Would new “Appropriate Use” criteria apply to ordering certain services?

The bill contains a provision supported by physician specialty organizations that would require physicians and other practitioners who order advanced diagnostic imaging services to consult certain “appropriate use” criteria that are developed or endorsed by national professional medical societies. Wide exemptions would apply for emergencies, inpatients, APMs, and in significant hardships on a case-by-case basis (such as practicing in a rural area without internet access). Ordering “outliers” falling within the top 5 percent for a two-year period would be required to obtain prior authorization. The bill requires at least one clinical decision support tool to be made available free of charge. The GAO would report to Congress on other services that could potentially benefit from clinical decision support tools, such as radiation therapy and clinical diagnostic laboratory services.

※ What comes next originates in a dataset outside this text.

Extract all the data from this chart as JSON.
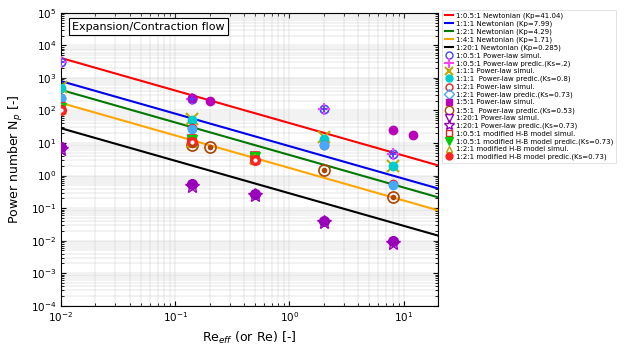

What does the bill say about the release of physician claims data?

The bill would allow the public release of physician claims data. The bill includes key safeguards that ensure physicians have an opportunity to review and submit corrections prior to publication of their data and a disclaimer clarifying that such information may not be representative of a physician’s entire patient population. The bill also retains provisions that the AMA has supported that allow the sale of data and analyses by Qualified Entities, with certain safeguards.

Are there other provisions that help physicians?

Physicians who choose to opt out of Medicare to engage in private contracting could elect to automatically renew their status; they would no longer be required to renew their opt-out status every two years. The bill also requires regular reporting about physicians who choose to opt out of Medicare. The Secretary would be required to issue a report on gainsharing between physicians and hospitals, with recommendations for a permanent program. The GAO would be required to report on barriers that prevent the use of telemedicine and remote patient monitoring. And the bill sets a target of achieving interoperability of electronic health records by 2017. It also prohibits the deliberate blocking of information sharing between vendors of different EHR products.